Mike Sherry joined the College’s Department of History in 1976. Twenty-four years later, he became the Richard W. Leopold Professor of History. As befits his title, he has been the primary figure responsible for the planning and coordination of the College’s renowned Leopold Lecture series for much of its history. Sherry is a distinguished teacher and adviser, having advised 31 PhD dissertations, an astonishing number. His many innovations as a scholar and educator include his pioneering Gay and Lesbian History course, which was among the first such courses in the nation and has been among the Department of History’s most popular courses. He is the deserved recipient of many honors, including the Bancroft Prize for Distinguished Books in American History and Diplomacy for The Rise of American Air Power: The Creation of Armageddon.
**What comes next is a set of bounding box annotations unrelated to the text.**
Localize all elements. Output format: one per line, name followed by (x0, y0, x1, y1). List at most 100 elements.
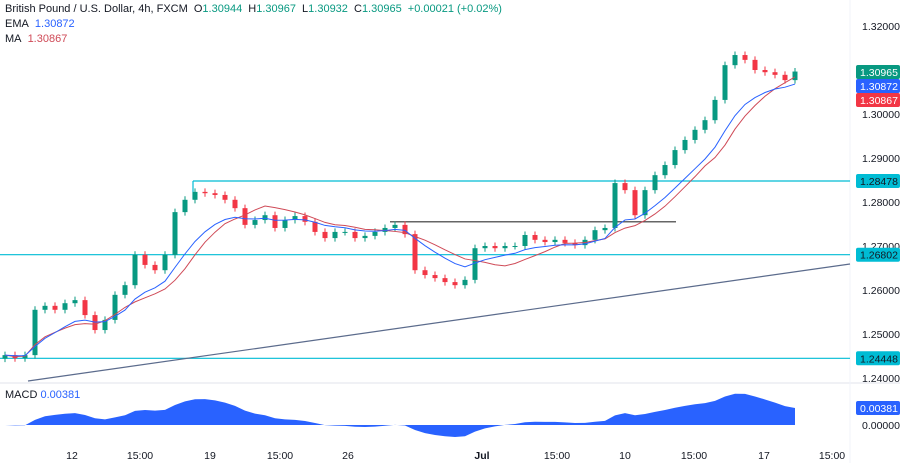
candle-body (502, 246, 508, 249)
candle-body (272, 215, 278, 228)
ma-legend[interactable]: MA 1.30867 (5, 33, 68, 45)
candle-body (512, 246, 518, 247)
time-tick: 15:00 (681, 450, 707, 462)
close-price-tag-bg (856, 65, 900, 79)
time-tick: 10 (619, 450, 631, 462)
level-tag: 1.28478 (860, 176, 898, 188)
candle-body (292, 216, 298, 221)
level-tag-bg (856, 247, 900, 262)
ma-line (4, 76, 796, 358)
candle-body (722, 65, 728, 100)
candle-body (592, 230, 598, 240)
candle-body (242, 208, 248, 225)
candle-body (402, 224, 408, 235)
ma-price-tag: 1.30867 (860, 95, 898, 107)
candle-body (772, 72, 778, 75)
candle-body (132, 254, 138, 286)
candle-body (562, 239, 568, 243)
candle-body (412, 234, 418, 271)
close-price-tag: 1.30965 (860, 67, 898, 79)
candle-body (252, 220, 258, 225)
price-tick: 1.26000 (862, 285, 900, 297)
candle-body (542, 239, 548, 243)
price-tick: 1.24000 (862, 373, 900, 385)
price-tick: 1.30000 (862, 109, 900, 121)
macd-legend[interactable]: MACD 0.00381 (5, 389, 81, 401)
macd-tick: 0.00000 (862, 420, 900, 432)
candle-body (382, 227, 388, 232)
candle-body (532, 235, 538, 240)
candle-body (282, 220, 288, 228)
candle-body (482, 246, 488, 249)
candle-body (262, 215, 268, 221)
candle-body (222, 194, 228, 200)
level-tag: 1.26802 (860, 250, 898, 262)
candle-body (572, 242, 578, 246)
time-tick: 15:00 (127, 450, 153, 462)
candle-body (142, 254, 148, 265)
candle-body (32, 309, 38, 356)
candle-body (552, 239, 558, 243)
price-tick: 1.25000 (862, 329, 900, 341)
candle-body (462, 279, 468, 286)
candle-body (302, 216, 308, 222)
candle-body (212, 193, 218, 195)
candle-body (452, 282, 458, 286)
candle-body (312, 221, 318, 232)
price-tick: 1.29000 (862, 153, 900, 165)
candle-body (762, 70, 768, 73)
ema-price-tag-bg (856, 79, 900, 93)
change-value: +0.00021 (+0.02%) (407, 3, 502, 15)
level-tag: 1.24448 (860, 353, 898, 365)
time-tick: Jul (474, 450, 489, 462)
candle-body (362, 235, 368, 239)
time-tick: 19 (204, 450, 216, 462)
candle-body (712, 99, 718, 121)
macd-area (0, 393, 795, 437)
ma-price-tag-bg (856, 93, 900, 107)
candle-body (202, 191, 208, 194)
candle-body (642, 190, 648, 216)
price-tick: 1.32000 (862, 21, 900, 33)
candle-body (752, 59, 758, 70)
price-tick: 1.28000 (862, 197, 900, 209)
candle-body (22, 355, 28, 359)
candle-body (652, 175, 658, 191)
candle-body (672, 150, 678, 166)
symbol-title: British Pound / U.S. Dollar, 4h, FXCM (5, 3, 188, 15)
trendline (27, 263, 851, 382)
candle-body (232, 199, 238, 209)
candle-body (162, 254, 168, 271)
macd-value-tag-bg (856, 401, 900, 415)
candle-body (352, 231, 358, 239)
candle-body (742, 55, 748, 60)
level-tag-bg (856, 351, 900, 366)
candle-body (102, 319, 108, 331)
candle-body (122, 285, 128, 295)
candle-body (432, 275, 438, 279)
high-value: 1.30967 (256, 3, 296, 15)
level-tag-bg (856, 173, 900, 188)
low-value: 1.30932 (308, 3, 348, 15)
chart-legend: British Pound / U.S. Dollar, 4h, FXCM O1… (5, 2, 505, 47)
ema-line (4, 83, 796, 357)
candle-body (662, 165, 668, 176)
time-tick: 17 (758, 450, 770, 462)
candle-body (492, 246, 498, 249)
ema-legend[interactable]: EMA 1.30872 (5, 18, 75, 30)
candle-body (72, 300, 78, 304)
candle-body (682, 139, 688, 151)
candle-body (692, 129, 698, 140)
candle-body (632, 190, 638, 216)
open-value: 1.30944 (202, 3, 243, 15)
close-value: 1.30965 (361, 3, 402, 15)
candle-body (342, 231, 348, 233)
time-tick: 15:00 (267, 450, 293, 462)
candle-body (172, 212, 178, 255)
candle-body (112, 294, 118, 320)
candle-body (42, 305, 48, 310)
time-tick: 15:00 (544, 450, 570, 462)
candle-body (442, 278, 448, 283)
candle-body (782, 74, 788, 81)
Mike’s most recent book, Go Directly to Jail: The Punitive Turn in American Life, is currently in press.
Larry Trzupek

Larry Trzupek

Chemistry

Larry Trzupek has been an inspirational, steady and approachable instructor in the Department of Chemistry for 15 years. He set high expectations in his organic chemistry courses for non-majors, and his students embraced those standards because he was both clear in his expectations and encouraging in his feedback. Trzupek has received outstanding teaching reviews, was frequently selected for the Faculty Honor Roll by the Associated Student Government, and has instructed nearly 10,000 students during his tenure.
Burton Weisbrod

Burton Weisbrod

Economics

Since his arrival at Northwestern in 1990, Burt Weisbrod has been a valued member of our faculty and of the broader Northwestern community. His scholarly output is notable and extensive. They include 16 books and more than 200 published articles, all toward the purpose of using economics and public policy to better the human condition. From his early work in the 1960s, which advanced the idea of education as an investment, to his more recent work on the nonprofit sector, Weisbrod has asked important questions and sought answers to implement in the real world.